ミトコンドリア移植の試みは、老化研究の文脈で見ると極めて象徴的だ。ミトコンドリアは細胞のエネルギー産生を担う電池であり、加齢に伴う機能低下は老化の根幹に位置づけられている。特に視神経や網膜神経節細胞は中枢神経系でも突出して高いエネルギー需要を持ち、ミトコンドリアの劣化が細胞死や視力障害の進行に直結する。
今回の症例では、脳出血による長時間の虚血で視神経が壊滅的なダメージを受けた若い女性に対し、脚の筋肉から抽出した数千万個のミトコンドリアを両眼へ注入するという世界初の処置が行われた。老化研究では、ミトコンドリア機能の回復が細胞の寿命延長や機能維持につながる可能性が議論されてきたが、それを人間の眼で試みた点は画期的である。
治療前、彼女の視神経は急速に萎縮し、視力は光を感じる程度にまで低下していた。しかし、網膜神経節細胞層は完全には消失しておらず、わずかな残存機能が視覚野へ届いていることが脳活動から示唆されていた。これは、老化した細胞が完全に死滅する前であれば、エネルギー供給を回復させることで機能を一時的にでも取り戻せる可能性を示す。実際、ミトコンドリア注入後数日で、治療前には一度も見られなかった正常な瞳孔反応が両眼で出現し、視覚野にも秩序ある反応が観察された。視力そのものは改善しなかったものの、細胞レベルでの再活性化が起きた可能性は否定できない。

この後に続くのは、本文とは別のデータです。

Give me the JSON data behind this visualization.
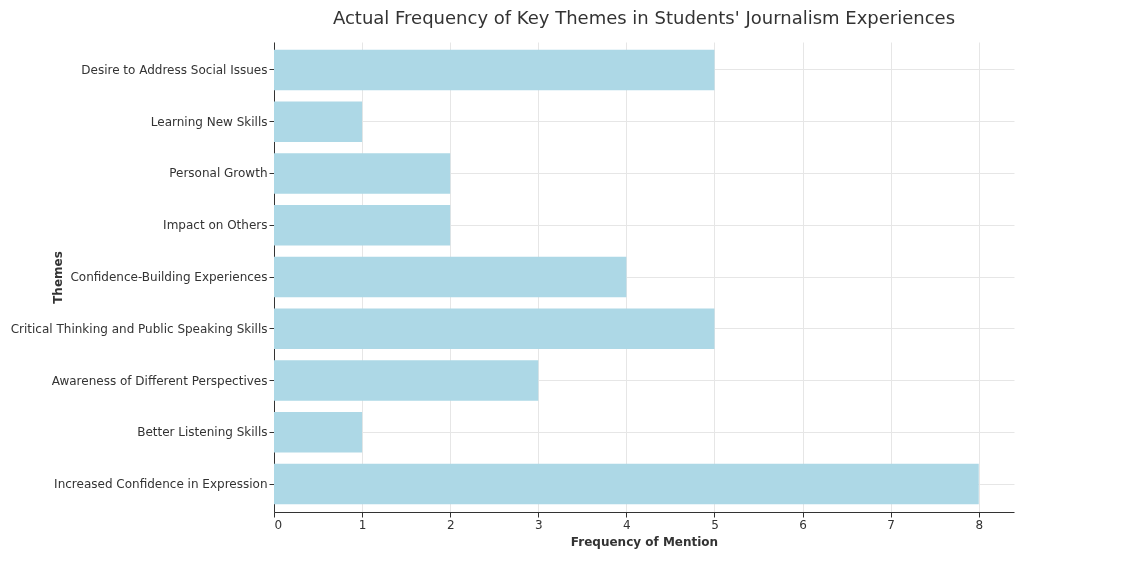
{
  "chart_data": {
    "type": "bar",
    "orientation": "horizontal",
    "title": "Actual Frequency of Key Themes in Students' Journalism Experiences",
    "xlabel": "Frequency of Mention",
    "ylabel": "Themes",
    "categories": [
      "Desire to Address Social Issues",
      "Learning New Skills",
      "Personal Growth",
      "Impact on Others",
      "Confidence-Building Experiences",
      "Critical Thinking and Public Speaking Skills",
      "Awareness of Different Perspectives",
      "Better Listening Skills",
      "Increased Confidence in Expression"
    ],
    "values": [
      5,
      1,
      2,
      2,
      4,
      5,
      3,
      1,
      8
    ],
    "color": "#add8e6",
    "xlim": [
      0,
      8.4
    ],
    "xticks": [
      0,
      1,
      2,
      3,
      4,
      5,
      6,
      7,
      8
    ],
    "grid": true
  }
}
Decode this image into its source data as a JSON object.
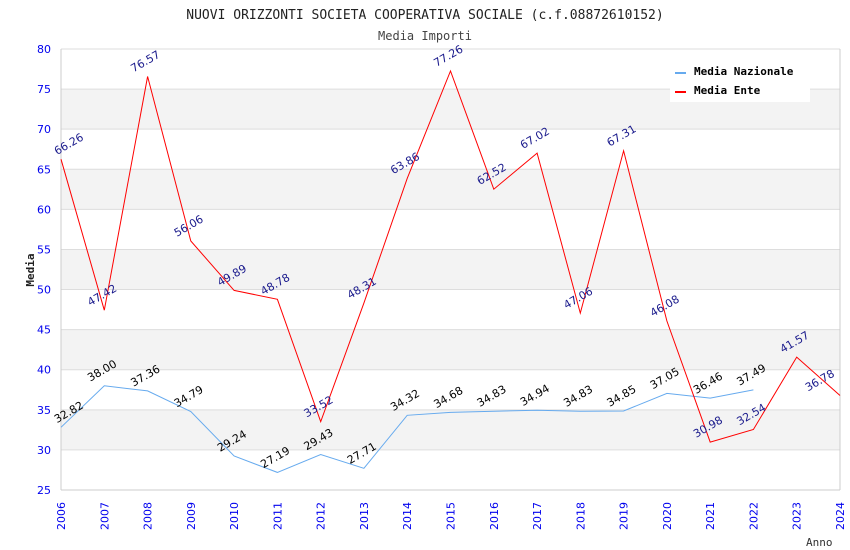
{
  "chart_data": {
    "type": "line",
    "title": "NUOVI ORIZZONTI SOCIETA COOPERATIVA SOCIALE (c.f.08872610152)",
    "subtitle": "Media Importi",
    "xlabel": "Anno",
    "ylabel": "Media",
    "ylim": [
      25,
      80
    ],
    "yticks": [
      25,
      30,
      35,
      40,
      45,
      50,
      55,
      60,
      65,
      70,
      75,
      80
    ],
    "x": [
      2006,
      2007,
      2008,
      2009,
      2010,
      2011,
      2012,
      2013,
      2014,
      2015,
      2016,
      2017,
      2018,
      2019,
      2020,
      2021,
      2022,
      2023,
      2024
    ],
    "legend_position": "top-right",
    "grid": true,
    "series": [
      {
        "name": "Media Nazionale",
        "color": "#66aaee",
        "label_color": "#000000",
        "values": [
          32.82,
          38.0,
          37.36,
          34.79,
          29.24,
          27.19,
          29.43,
          27.71,
          34.32,
          34.68,
          34.83,
          34.94,
          34.83,
          34.85,
          37.05,
          36.46,
          37.49,
          null,
          null
        ]
      },
      {
        "name": "Media Ente",
        "color": "#ff0000",
        "label_color": "#1a1a8c",
        "values": [
          66.26,
          47.42,
          76.57,
          56.06,
          49.89,
          48.78,
          33.52,
          48.31,
          63.86,
          77.26,
          62.52,
          67.02,
          47.06,
          67.31,
          46.08,
          30.98,
          32.54,
          41.57,
          36.78
        ]
      }
    ]
  }
}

ただし、この変化は一時的で、瞳孔反応は数週間以内に消失した。これは、加齢細胞や損傷細胞が一度のミトコンドリア補充では十分に機能を維持できないことを示唆し、老化研究で議論される「ミトコンドリアの継続的な補充」や「エネルギー代謝の長期的再建」の必要性と一致する。
重要なのは、この処置が安全であり、免疫反応も起きなかった点だ。これは、老化による細胞機能低下を補うために、身体の別部位から細胞のバッテリーを借りてくるという発想が、将来的に治療として成立し得ることを示す。
今回の症例は因果関係を断定できる段階ではないが、老化によってエネルギー不足に陥った細胞を再活性化するという長寿研究の核心に触れる成果であり、ミトコンドリア補充療法が加齢性疾患の新たな選択肢となる可能性を示している。今後、繰り返し投与のプロトコルが整えば、老化した神経細胞の救済に向けた新たな道が開かれるだろう。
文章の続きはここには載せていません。